In questi ultimi anni, la competizione tra partiti si è spostata, anche e soprattutto, su un terreno tecnologico: la presenza fruttuosa ed efficace su internet e sui social network rappresenta un vantaggio competitivo dal quale pare non si possa più prescindere. L’idea di poter guadagnare, in breve tempo, la stessa presenza e potenza sulle piattaforme che vantano i concorrenti è individuata come una possibile chiave di successo. Non le idee, non i contenuti, non la trasparenza nell’operato, non l’attenzione alla qualità, ai toni, al ruolo istituzionale: ciò che conta davvero è superare gli avversari politici nella presenza sui social.
“Il proliferare delle piattaforme e dei social ha riconfigurato l’arena del dibattito politico, togliendo spazio al ragionamento e alle riflessioni profonde. Il web tende, infatti, a veicolare messaggi forgiati con un lessico elementare, pensato per arrivare immediatamente e senza intermediari all’elettore. Io stesso sono reduce da una campagna elettorale per il rettorato nella quale ho resistito alle forti pressioni del mio team di utilizzare un profilo facebook, per avere un feedback costante con gli elettori”, ha precisato il neorettore Stefano Bronzini.

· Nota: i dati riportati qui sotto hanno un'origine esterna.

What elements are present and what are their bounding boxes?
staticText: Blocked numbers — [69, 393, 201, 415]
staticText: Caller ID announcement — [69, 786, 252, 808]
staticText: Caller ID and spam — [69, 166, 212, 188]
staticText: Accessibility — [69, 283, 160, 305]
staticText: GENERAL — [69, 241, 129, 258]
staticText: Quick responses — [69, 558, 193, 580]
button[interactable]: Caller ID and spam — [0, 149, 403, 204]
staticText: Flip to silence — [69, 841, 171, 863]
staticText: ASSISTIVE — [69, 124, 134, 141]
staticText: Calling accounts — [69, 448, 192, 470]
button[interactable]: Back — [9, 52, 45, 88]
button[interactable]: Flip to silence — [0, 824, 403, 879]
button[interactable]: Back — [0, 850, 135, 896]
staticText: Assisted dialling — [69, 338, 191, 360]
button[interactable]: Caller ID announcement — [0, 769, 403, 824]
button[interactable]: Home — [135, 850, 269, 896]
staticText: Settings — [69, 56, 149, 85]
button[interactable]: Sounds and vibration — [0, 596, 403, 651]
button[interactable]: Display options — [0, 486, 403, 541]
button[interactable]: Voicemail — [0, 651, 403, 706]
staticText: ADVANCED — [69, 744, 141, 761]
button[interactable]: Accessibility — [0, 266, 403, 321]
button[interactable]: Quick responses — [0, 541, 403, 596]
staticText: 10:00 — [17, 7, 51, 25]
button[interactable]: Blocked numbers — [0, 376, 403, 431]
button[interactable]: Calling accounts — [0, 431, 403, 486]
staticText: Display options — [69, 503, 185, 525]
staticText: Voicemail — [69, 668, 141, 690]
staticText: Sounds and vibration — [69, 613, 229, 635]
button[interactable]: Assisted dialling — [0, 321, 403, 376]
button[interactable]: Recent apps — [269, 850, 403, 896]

“Esorto gli studenti a interrogarsi sul senso della partecipazione alla vita pubblica, come è necessario da parte di ogni cittadino consapevole. Se volgiamo promuovere un uso più maturo dei social da parte delle nuove generazioni dobbiamo essere, in primis, noi adulti a credere in una politica che non ceda alle offese personali, al discredito dell’avversario, alla diffusione di pregiudizi e discriminazioni”, ha chiarito Giuseppe Elia.
Le piattaforme sono anche un efficace strumento di aggregazione, poiché consentono di organizzare, in pochi minuti, cortei o eventi, magari con l’uso di sistemi di blockhain per evitare falsi profili, capaci di alterare gli equilibri. Una piattaforma non di parte, ma neutra, potrebbe aiutare ad avvicinare alla politica quanti non vogliono esporsi pubblicamente; potrebbe diventare un interlocutore interessante per il legislatore, veicolando proposte e suggerimenti. A patto, ovviamente, che si presti attenzione alla sicurezza informatica dei dispositivi, dei dati, dei flussi di comunicazione e dei server.
“Sono sempre di più coloro che apprezzano i social per la capacità di amplificazione e generazione di virilità del messaggio, attraverso cui abbassare la discussione, il confronto e l’attività politica sino a livelli da lotta di cortile, sfociando spesso nell’offesa personale. Faccio appello alla politica affinché torni a un uso corretto del linguaggio, non solo sui media ma anche nella vita di tutti i giorni. Restituiamo il valore e il senso più autentico alla politica, distinguendo il piano della verità da quello della propaganda. E’ il lavoro che sto portando avanti nell’ambito di una commissione d’inchiesta istituita per indagare sul peso delle fake news nelle campagne elettorali degli ultimi cinque anni”, conclude Maria Elena Boschi.
Per fare buona politica, insomma, occorre utilizzare al meglio le nuove tecnologie. Media e social se finalizzati a creare consenso, educare, informare correttamente e, non viceversa, a gettare discredito, propagare false notizie e fomentare odio, possono rivelarsi straordinari sistemi di crescita democratica, mettendo in rete persone e idee, mobilitando le coscienze su iniziative in grado di cambiare davvero e positivamente la società.